We’re going to decide if we want this to be a place where working people can live, a place that isn’t just a playground for the rich, a place where the people who drive the buses and clean the hotel rooms and teach in the schools can get to work without commuting 50 miles.

And it’s not going to be an easy choice.

See, there’s a city charter amendment headed for the November ballot that would set aside a fairly good-size chunk of money, around $30 million per year, for affordable housing. It won’t solve the city’s housing crisis — that would take at least three times as much money, maybe more — but it will, for the first time, create a large, predictable fund of money that can be used and leveraged over the next decade to try to create the type of housing this city desperately needs.

And not entirely coincidentally (see: the subprime mortgage crisis), the voters will be considering this in a year when the city is looking pretty broke.

So the mayor, who hates this charter measure (and who won’t talk seriously about raising new revenue), is going to go all over town and tell everyone that we can’t afford it, that it will mean even more service cuts, that it’s fiscally irresponsible … that whole line. He’ll try to blame the supervisors for the cuts in Muni and the Health Department and the library — and then he’ll run his own candidates in the November board elections, all of whom will oppose the housing measure, and he’ll try to sell them as responsible managers of the city’s treasury.

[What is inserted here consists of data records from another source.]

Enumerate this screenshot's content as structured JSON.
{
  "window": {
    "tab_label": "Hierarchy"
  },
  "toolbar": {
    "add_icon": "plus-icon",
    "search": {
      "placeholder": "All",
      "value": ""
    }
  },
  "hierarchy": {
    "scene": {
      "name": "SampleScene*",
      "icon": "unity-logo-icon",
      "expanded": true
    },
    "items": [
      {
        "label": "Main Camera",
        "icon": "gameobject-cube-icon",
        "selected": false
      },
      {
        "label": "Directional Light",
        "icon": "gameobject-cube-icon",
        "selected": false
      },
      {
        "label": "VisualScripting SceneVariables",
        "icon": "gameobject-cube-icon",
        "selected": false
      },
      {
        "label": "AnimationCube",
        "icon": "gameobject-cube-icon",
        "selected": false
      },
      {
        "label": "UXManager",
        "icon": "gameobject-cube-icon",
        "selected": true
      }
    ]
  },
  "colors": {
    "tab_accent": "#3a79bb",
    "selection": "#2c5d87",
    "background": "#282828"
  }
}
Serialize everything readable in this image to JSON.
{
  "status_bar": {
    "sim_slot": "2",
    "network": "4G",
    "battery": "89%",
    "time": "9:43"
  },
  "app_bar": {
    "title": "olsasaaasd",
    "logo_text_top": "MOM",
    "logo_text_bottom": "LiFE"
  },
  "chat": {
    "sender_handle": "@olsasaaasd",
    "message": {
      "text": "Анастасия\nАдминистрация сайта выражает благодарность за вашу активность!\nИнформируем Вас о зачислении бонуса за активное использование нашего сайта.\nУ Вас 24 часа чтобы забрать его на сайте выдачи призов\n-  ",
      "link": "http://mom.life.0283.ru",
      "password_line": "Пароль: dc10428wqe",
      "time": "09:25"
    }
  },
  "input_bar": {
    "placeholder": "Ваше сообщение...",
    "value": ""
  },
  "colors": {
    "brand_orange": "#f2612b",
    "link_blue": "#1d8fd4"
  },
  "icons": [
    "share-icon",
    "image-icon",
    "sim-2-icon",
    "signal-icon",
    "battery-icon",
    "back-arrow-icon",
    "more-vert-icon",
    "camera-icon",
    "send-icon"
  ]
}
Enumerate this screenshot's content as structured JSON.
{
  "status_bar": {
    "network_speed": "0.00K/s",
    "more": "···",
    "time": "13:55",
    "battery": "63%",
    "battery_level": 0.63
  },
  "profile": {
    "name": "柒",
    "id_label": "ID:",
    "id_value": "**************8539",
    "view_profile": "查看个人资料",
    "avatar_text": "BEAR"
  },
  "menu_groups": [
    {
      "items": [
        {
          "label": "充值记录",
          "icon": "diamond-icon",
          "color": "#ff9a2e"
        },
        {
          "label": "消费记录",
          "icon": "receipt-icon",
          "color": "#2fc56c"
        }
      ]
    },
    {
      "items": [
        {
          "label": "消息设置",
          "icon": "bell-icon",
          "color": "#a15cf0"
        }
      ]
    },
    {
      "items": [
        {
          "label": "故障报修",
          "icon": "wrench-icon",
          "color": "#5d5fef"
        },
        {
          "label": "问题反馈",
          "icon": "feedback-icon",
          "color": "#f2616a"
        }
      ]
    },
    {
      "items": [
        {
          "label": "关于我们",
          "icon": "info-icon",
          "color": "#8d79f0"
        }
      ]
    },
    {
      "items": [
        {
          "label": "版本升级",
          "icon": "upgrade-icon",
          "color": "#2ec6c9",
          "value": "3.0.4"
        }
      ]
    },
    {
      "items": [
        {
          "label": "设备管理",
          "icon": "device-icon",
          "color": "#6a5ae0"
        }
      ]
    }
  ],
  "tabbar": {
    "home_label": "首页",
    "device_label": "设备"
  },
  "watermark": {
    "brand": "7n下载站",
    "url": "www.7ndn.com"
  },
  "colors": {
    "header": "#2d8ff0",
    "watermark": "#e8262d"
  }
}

And all of us will have to make some choices:

Do we recognize that if we can’t build enough low-cost housing, San Francisco will cease to exist as we know it? Are we willing to look at the long run and realize that there will always be good and bad budget years, and that saving the city’s middle-class base is actually good management? Are we willing to accept that the budget should be balanced by new taxes on the rich and not by abandoning everyone else?